Movies: Director Mike Nichols wishes 'Anonymous' had remained so. Still, he's looking for a cast and financing.

July 19, 1996|ELAINE DUTKA | TIMES STAFF WRITER

Since Nichols took the risky--and highly unusual--step of buying the rights himself, however, no studio is yet involved. By summer's end, however, he has to decide who will finance the shoot that he hopes will begin in January. His alternatives: going with any of a host of interested studios (all but one have expressed interest, he said) or financing the movie in Europe or Asia and selecting a U.S. distributor down the road.

"If I financed it abroad, I'd own the movie but be involved in a huge Monopoly game during the shoot, lining up nine countries for the production, then two more for prints and advertising," Nichols said. "Besides, there's something cleaner and simpler about the guys you know. If MGM/UA hadn't just been sold, I'd go with my old friend [United Artists chief] John Calley, a guy who knows what's his job and what's yours. But it will take some time before we see where everyone lands."

For all the hassles Hollywood can pose, Winkler maintained, it's the better alternative by far. "I've made about 40 movies, 38 of them financed by majors," he said. "If you think the studios are tough, you should see the guy buying video rights for Bangkok giving you notes on the script . . . not to mention eunuchs advising you on casting."

During his phone conversation with Klein, Nichols discussed the "technical" end--among other things, how to cut the plot so the movie doesn't rival "The Sorrow and the Pity" in length. Deleting some of the prominent politicos shouldn't pose problems, the director said, since the tale isn't tied to the current political scene.

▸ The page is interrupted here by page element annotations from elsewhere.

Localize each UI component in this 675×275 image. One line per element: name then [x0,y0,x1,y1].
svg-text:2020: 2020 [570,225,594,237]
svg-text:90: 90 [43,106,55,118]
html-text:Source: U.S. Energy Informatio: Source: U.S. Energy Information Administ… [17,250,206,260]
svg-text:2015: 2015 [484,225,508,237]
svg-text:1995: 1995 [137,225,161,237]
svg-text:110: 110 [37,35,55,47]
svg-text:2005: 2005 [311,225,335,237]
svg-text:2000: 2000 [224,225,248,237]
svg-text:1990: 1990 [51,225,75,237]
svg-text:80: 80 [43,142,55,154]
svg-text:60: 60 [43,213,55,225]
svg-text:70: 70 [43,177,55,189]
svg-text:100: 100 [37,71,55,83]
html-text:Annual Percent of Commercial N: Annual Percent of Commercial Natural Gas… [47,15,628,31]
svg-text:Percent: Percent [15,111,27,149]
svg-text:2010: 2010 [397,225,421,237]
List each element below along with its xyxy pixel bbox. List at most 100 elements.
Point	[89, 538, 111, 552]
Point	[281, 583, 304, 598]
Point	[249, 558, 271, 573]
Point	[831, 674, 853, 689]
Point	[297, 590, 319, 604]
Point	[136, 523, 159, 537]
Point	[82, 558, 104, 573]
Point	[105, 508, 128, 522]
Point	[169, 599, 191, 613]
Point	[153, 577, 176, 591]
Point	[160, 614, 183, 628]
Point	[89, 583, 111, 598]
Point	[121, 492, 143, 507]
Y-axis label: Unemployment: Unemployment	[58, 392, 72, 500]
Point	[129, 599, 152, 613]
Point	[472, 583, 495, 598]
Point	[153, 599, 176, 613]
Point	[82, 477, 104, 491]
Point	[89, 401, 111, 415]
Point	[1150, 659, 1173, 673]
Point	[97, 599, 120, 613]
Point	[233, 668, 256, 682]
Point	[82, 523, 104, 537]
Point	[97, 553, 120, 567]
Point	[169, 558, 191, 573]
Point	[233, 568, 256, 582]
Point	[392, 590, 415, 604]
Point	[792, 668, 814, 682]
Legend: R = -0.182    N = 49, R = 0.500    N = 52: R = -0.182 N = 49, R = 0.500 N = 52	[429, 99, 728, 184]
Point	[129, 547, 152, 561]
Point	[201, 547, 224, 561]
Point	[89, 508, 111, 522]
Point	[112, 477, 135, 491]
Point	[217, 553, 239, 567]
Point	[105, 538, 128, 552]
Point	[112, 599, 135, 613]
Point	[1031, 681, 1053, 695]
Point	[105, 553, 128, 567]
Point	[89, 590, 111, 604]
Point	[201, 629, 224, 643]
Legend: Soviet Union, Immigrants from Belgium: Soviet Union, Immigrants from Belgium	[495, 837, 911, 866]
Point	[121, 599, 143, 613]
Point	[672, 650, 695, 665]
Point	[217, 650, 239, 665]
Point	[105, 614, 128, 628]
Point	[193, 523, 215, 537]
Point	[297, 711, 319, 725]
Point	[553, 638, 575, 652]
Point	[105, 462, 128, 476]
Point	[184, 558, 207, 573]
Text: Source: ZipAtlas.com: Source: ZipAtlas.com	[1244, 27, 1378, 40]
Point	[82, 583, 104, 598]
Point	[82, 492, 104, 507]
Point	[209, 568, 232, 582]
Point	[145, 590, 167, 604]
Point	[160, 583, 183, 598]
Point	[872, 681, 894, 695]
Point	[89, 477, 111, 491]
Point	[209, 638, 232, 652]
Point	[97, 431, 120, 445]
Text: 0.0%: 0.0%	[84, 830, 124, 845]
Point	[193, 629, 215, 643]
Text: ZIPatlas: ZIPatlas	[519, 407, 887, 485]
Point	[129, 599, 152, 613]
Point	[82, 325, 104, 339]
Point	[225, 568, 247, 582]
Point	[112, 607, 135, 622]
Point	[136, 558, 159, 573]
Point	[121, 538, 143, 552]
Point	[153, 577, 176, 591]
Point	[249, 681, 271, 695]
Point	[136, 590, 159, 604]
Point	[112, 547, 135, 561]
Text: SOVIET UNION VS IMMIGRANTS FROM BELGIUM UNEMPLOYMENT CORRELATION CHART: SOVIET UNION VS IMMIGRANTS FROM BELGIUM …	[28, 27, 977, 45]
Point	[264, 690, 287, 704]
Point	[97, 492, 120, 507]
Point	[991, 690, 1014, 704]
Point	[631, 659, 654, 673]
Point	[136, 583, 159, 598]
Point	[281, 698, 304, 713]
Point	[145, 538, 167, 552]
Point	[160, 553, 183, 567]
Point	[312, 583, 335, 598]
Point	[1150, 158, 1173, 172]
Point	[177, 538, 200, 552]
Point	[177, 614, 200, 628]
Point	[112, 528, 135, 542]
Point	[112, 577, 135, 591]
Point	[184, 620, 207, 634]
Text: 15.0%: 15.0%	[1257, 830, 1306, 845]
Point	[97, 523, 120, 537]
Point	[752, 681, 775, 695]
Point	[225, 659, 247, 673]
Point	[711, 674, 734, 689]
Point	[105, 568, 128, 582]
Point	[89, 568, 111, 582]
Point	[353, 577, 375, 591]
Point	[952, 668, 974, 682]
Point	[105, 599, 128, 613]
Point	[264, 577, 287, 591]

"Even if Clinton isn't reelected, you have the story of a man continually endangered by feet--if not other organs--of clay, someone managing to battle on because he wants something honorable to get done," Nichols said. "That's a good story for us at this minute. If a politician does something against the American canon, everyone knows about it six hours later. And, in the absence of heroes such as FDR or Jefferson, we have to move forward with what we've got."